Just call LoadFile / LoadAssembly to get the appropriate libraries in memory and away you go
[Reflection.Assembly]::LoadFile('/path/to/sharpzip.dll')
$zip = new-object ICSharpCode.SharpZipLib.Zip.FastZip
$zip.CreateZip('C:\Sample.zip', 'C:\BuildFiles\', 'true', '^au')
# note - I didn't actually test this code
# I don't have SharpZip downloaded - just read their reference.
Also note that the PowerShell Community Extensions support various compression methods like write-zip.
I've tried to replace one of the lengthy build batch files I use with power shell. I found it a pain: at least at that time, documentation focused on the funny verbiage and what cool, perly things you can do with it, but lacked in the "getting simple things done" category. I got it working, but the error handling was to shaky.
YMMV, try powershell, you might enjoy it. But try it before updating your build batches.
My solution: use a C# console application. I've got serious logging, exception handling, can use my utility functions, and if something doesn't work I have a real debugger. It's the first solution I like to modify.
I'm not sure about powershell, but might I recommend using something like IronPython (if you want to have access to the .NET libraries) or plain python? You get a full-blown programming language with very few limitations.

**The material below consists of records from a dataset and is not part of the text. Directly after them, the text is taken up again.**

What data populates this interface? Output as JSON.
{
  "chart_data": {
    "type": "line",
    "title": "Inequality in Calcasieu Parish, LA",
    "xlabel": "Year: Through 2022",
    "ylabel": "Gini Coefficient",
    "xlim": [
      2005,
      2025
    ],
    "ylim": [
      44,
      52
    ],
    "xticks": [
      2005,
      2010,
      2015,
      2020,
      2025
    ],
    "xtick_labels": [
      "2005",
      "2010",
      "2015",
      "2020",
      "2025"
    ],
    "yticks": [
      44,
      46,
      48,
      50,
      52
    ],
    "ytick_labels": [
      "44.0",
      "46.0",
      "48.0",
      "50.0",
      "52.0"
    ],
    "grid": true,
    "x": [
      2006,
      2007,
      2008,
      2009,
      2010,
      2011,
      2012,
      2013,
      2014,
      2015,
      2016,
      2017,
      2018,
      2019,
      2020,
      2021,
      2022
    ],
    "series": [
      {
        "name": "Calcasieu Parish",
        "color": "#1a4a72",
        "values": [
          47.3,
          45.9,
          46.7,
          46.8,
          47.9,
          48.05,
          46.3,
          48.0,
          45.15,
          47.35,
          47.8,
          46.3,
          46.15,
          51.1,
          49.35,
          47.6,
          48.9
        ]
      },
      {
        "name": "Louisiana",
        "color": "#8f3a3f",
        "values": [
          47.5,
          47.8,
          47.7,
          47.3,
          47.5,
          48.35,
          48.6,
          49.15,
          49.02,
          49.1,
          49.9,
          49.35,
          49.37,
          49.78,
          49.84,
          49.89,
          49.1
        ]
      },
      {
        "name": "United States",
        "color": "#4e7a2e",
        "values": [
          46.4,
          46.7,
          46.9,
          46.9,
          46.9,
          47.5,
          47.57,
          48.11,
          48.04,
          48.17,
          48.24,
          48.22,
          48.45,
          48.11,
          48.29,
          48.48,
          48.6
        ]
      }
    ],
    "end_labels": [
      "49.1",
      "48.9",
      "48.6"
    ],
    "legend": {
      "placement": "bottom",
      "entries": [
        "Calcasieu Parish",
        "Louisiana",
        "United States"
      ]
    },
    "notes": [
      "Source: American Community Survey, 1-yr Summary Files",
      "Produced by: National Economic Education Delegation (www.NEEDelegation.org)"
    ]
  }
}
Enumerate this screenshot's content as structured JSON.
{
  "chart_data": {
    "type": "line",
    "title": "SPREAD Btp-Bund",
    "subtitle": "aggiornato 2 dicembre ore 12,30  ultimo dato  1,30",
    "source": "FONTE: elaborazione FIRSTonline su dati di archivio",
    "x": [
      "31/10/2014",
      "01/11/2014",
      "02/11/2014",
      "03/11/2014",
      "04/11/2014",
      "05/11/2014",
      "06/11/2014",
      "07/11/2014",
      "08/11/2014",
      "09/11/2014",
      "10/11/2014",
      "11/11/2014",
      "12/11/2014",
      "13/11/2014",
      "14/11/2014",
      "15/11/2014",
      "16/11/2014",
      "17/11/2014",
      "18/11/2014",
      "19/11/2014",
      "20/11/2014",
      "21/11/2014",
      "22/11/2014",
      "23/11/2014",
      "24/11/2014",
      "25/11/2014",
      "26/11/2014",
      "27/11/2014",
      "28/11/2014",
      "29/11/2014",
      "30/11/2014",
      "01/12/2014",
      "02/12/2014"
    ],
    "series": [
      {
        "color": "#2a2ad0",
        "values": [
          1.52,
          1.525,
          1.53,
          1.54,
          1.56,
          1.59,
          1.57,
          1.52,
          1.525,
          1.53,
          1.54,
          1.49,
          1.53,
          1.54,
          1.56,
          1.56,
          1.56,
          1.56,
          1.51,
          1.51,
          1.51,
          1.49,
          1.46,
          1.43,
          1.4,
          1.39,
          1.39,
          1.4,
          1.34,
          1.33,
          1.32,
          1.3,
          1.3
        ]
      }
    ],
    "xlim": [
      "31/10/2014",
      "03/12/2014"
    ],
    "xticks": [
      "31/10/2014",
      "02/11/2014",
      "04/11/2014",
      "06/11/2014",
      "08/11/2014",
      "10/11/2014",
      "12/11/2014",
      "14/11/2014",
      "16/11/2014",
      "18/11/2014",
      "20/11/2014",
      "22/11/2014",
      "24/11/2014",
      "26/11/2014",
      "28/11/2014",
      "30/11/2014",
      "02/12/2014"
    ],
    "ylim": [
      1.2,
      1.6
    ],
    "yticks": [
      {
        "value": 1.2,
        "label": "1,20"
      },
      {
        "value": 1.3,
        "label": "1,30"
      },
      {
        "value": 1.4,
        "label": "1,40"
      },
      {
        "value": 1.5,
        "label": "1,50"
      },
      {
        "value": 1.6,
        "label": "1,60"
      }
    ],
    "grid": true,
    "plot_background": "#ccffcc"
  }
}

On the one hand, if it works, just leave it. But it sounds like this is something you'll be adding to over time, and of course your eventual successor/coworker who needs to edit the batch file will also need to understand it. If you're from a programming background then you may well find the power of Powershell makes your script a lot shorter and easier to read/maintain (for example, even just having full if statements and for/while loops). On the other hand if you're not overly familiar with programming, a lot of people find Powershell a bit daunting at first glance.
Regarding the .NET part, Powershell is built on top of .NET so yes, you can access .NET assemblies (but you should always see if there's a cmdlet available first).
I would recommend a book called "The Powershell Cookbook" by Lee Holmes, published by O'Reilly. It provides "recipes" which you can use for common tasks; this will probably speed up your time to implement the script, and it'll teach you Powershell along the way.